A quarant’anni, dunque, poteva dirsi arrivato e soddisfatto, ma non gli bastava. Le idee continuavano a vorticargli per la testa e quella di Sallo! lo prendeva e lo affascinava. Anche perché, finalmente, avrebbe potuto mettere insieme ruolo tecnico ed editoriale. Fare tecnologia per se stesso editore e per la società (Aladino srl) che aveva fondato con Mario Parroco e altri amici. E di nuovo coinvolse me, Giuseppe Smorto e un gruppo di giovani giornalisti (tutti assunti in regola) per una nuova start-up editoriale. E scelse come base la Sicilia dove era nato e aveva (tra Trapani e Palermo) fortissime radici.

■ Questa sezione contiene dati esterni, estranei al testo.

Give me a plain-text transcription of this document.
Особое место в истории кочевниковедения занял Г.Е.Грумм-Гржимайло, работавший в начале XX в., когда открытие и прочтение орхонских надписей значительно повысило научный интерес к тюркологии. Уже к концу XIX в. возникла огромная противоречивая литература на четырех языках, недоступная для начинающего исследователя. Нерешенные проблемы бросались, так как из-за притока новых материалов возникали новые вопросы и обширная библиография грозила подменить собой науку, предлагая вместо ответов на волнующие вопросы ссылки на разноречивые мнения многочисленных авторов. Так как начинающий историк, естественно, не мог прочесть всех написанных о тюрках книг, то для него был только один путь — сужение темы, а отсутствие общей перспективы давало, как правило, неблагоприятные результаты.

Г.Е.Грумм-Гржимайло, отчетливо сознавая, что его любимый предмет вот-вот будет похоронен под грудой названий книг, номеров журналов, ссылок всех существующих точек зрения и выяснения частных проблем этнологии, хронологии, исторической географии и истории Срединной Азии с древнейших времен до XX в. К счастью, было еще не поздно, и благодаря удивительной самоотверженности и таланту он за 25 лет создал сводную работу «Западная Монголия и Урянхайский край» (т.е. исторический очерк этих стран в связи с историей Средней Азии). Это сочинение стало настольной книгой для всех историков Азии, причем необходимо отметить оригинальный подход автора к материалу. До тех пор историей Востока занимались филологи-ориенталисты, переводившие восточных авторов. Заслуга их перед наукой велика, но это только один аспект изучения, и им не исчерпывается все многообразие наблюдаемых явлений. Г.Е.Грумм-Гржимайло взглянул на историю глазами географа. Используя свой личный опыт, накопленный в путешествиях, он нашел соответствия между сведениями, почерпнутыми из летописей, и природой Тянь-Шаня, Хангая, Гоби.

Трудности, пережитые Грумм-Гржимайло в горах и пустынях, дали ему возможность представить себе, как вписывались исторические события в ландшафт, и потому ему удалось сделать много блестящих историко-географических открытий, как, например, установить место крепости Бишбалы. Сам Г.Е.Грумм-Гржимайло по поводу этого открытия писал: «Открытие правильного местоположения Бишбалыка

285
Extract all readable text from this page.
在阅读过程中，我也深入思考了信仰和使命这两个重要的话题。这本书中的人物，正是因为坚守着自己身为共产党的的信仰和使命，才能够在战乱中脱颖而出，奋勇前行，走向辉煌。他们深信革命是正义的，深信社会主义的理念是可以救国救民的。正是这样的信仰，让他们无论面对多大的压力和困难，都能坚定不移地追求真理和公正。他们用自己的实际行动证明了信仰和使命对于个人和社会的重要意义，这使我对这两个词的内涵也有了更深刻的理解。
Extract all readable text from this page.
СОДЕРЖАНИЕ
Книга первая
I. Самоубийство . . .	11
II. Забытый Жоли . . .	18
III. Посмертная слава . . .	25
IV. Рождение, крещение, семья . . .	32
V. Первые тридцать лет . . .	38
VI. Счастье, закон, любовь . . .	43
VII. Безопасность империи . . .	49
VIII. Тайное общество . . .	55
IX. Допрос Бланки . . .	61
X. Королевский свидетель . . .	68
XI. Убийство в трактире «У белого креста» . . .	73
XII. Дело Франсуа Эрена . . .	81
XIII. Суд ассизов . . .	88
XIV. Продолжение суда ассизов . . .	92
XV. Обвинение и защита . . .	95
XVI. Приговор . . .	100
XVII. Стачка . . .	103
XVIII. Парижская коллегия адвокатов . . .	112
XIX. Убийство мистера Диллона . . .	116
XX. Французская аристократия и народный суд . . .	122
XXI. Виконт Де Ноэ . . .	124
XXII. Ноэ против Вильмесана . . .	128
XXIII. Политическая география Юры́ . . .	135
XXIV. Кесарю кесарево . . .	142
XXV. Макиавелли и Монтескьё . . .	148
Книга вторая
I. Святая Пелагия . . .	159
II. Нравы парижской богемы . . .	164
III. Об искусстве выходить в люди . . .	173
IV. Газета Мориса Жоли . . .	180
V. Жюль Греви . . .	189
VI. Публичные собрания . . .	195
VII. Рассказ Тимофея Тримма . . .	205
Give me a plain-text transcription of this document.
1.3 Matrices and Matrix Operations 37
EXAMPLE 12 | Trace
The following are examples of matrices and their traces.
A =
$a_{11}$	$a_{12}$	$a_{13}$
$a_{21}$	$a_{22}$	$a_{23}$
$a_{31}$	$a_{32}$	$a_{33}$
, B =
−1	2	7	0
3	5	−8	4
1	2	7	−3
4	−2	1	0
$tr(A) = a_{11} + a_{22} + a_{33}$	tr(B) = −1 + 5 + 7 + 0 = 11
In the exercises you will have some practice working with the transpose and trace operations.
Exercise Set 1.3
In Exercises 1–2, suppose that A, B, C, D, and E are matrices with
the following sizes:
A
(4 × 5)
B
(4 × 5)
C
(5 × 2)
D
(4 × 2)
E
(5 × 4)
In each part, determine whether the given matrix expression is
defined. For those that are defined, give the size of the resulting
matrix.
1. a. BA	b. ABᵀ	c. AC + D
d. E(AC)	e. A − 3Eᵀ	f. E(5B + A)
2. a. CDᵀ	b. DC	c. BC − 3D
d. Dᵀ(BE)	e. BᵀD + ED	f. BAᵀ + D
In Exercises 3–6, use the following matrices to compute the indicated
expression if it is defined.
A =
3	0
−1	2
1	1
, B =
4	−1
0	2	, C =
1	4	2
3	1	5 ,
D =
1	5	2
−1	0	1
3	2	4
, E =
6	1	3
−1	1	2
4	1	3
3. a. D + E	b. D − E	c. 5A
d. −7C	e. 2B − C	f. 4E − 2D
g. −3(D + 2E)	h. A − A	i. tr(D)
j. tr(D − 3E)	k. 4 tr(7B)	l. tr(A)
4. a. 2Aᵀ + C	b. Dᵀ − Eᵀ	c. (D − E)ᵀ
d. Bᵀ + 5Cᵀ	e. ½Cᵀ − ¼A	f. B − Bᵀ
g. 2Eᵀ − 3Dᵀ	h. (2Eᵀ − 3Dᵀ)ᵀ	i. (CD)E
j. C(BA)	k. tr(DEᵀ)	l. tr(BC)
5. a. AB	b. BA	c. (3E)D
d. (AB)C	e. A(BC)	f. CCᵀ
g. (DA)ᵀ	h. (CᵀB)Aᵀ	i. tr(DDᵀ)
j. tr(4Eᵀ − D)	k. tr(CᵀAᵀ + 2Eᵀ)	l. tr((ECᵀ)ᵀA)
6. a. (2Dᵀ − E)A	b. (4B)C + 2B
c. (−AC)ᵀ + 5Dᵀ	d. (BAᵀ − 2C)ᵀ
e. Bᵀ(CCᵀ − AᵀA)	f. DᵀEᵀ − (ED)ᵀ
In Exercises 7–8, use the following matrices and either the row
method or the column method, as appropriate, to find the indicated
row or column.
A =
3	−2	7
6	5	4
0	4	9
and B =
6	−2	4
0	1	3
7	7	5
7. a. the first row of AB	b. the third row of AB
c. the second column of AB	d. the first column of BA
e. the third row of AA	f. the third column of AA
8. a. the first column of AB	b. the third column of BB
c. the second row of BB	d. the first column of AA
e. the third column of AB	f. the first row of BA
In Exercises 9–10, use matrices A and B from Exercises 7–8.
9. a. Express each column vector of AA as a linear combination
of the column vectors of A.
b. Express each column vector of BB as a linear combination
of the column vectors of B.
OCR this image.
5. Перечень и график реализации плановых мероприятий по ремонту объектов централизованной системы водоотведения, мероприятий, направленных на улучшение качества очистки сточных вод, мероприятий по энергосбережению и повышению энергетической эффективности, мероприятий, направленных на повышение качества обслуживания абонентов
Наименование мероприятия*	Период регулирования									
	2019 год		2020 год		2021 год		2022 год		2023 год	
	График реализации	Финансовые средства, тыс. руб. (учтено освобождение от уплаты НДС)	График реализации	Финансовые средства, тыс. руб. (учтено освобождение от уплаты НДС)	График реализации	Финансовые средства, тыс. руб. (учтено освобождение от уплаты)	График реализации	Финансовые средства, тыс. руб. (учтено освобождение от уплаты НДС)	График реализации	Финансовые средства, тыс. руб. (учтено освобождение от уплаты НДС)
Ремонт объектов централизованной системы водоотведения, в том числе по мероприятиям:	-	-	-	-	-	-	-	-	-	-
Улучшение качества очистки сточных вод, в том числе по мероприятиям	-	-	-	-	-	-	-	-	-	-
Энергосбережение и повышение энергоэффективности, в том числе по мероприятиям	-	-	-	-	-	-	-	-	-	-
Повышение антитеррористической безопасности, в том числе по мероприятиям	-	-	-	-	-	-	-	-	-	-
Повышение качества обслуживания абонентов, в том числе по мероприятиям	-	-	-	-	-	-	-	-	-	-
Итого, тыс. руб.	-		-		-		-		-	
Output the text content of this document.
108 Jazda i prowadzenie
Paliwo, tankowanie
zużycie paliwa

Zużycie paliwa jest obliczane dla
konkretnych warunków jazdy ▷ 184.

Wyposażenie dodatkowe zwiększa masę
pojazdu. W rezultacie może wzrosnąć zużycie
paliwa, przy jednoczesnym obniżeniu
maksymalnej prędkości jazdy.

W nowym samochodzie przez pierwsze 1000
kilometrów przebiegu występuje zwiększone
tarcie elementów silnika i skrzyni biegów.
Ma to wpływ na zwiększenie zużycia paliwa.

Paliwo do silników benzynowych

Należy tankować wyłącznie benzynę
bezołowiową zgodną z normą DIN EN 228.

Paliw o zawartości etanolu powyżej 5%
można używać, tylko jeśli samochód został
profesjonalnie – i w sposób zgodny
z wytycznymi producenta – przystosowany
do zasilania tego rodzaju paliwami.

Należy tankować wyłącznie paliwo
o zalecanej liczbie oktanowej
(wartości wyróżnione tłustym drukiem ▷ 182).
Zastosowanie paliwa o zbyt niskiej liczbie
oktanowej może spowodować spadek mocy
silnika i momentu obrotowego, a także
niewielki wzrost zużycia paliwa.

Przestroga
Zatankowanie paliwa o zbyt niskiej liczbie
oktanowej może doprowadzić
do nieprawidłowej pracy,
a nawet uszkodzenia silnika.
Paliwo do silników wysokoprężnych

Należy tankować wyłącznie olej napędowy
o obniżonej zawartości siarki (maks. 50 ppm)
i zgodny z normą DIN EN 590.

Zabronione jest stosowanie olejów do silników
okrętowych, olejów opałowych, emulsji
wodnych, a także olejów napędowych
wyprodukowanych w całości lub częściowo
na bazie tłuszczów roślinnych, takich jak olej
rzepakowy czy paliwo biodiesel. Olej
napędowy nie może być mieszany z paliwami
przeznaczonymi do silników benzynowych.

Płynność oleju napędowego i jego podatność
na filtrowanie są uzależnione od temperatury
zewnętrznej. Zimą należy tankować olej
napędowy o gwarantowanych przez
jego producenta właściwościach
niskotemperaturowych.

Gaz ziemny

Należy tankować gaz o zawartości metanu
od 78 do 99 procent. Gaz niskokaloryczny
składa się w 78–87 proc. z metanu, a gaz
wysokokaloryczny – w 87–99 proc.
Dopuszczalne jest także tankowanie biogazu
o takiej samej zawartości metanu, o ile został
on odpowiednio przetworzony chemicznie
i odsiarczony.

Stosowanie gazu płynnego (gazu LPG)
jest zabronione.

Quando cominciammo, poco più di un anno fa, Alessandro aveva già scoperto da nove mesi di avere un tumore grave. Giustamente ne rifiutava lo stigma, ne parlava con riservatezza, ma era certo di farcela. E a vederlo lavorare ci pareva a tutti un’impresa possibile: una riunione a Milano con i pubblicitari, un salto in aereo a Palermo, anche per amicizia e qualche piccola trasgressione alimentare. Ma tra giugno e luglio la sua situazione è peggiorata e anche Sallo! ha dovuto fermarsi.
Alessandro si aggrappava (e noi con lui) ai progetti aperti, alle idee e alle visioni, alla speranza di avere ancora un po’ di tempo con i suoi figli. In un giorno di giugno aveva cancellato tutti gli appuntamenti per una partita di basket con Paolo: “Mi ha stracciato – raccontava – Ma è stata una delle giornate più belle della mia vita”.
Una vita molto bella e troppo breve. Alessandro ci mancherà e mancherà di riflesso anche ai lettori, perché sono persone come lui che fanno la bellezza dei giornali.